Just about half of European travel buyers who participated in a Global Business Travel Association survey said they expect business travel to the U.S. to be cut at their companies as a result of the ban, which applies to visitors from seven Muslim-majority countries.
Trump signed the order, which blocks refugees and most visa holders from Iran, Iraq, Libya, Sudan, Somalia, Syria, and Yemen, late January 27. Protestors took to streets and airports that weekend, and lawyers filed suits around the country.
The status of the ban was in flux over the weekend. A federal judge temporarily blocked the order Friday night and an appeals court upheld the restraining order Sunday, just the latest moves in a chaotic week and a half.
The GBTA conducted its email poll of European members before those rulings, between Thursday and Friday. The organization released the results, which included responses from 68 participants, Friday afternoon. That followed a similar survey of travel buyers in the United States by the organization earlier in the week.
European buyers expect the impact of the ban to be much stronger than their American counterparts do. Over the next three months, 49 percent of those who responded expect a reduction in business travel; that’s compared to 31 percent of buyers in the U.S. for the same time frame.
Nearly half in Europe — 46 percent — expect an impact between three and six months from now, and 33 percent anticipate a travel reduction between six and 12 months.

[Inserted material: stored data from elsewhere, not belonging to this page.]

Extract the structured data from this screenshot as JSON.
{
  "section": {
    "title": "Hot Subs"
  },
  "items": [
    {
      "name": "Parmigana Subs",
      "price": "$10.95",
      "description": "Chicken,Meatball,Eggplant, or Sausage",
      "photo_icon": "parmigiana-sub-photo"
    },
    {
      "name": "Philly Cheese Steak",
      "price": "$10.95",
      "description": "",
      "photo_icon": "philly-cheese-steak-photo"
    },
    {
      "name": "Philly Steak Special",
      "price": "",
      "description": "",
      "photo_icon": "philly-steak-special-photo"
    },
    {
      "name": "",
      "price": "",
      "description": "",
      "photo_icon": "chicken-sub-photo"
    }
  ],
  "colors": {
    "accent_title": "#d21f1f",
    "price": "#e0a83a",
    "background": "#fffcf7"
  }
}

That compares to 29 percent in the U.S. who expect a negative change in three to six months, and 28 percent who think there will be a long-term impact.
“As business travel acts as an economic driver, this level of disruption will certainly hurt the economy,” a GBTA blog post said.
Slightly more than half of those who responded said their company had employees traveling who might be — or were — affected by the order. And of those businesses that employ nationals of the seven countries included in the order, 38 percent of respondents said there are already instructions to cancel or delay travel for those workers.
Some of the survey participants said it was still too early to tell what kind of impact the ban might have on their company, or explained that most travel took place outside of the U.S. anyway.
But others said they were already noticing changes in sentiment where the United States was concerned.
“Seeing a major shift in travellers’ desire to visit the U.S.,” one respondent wrote. “Trips and events will likely be canceled or postponed.”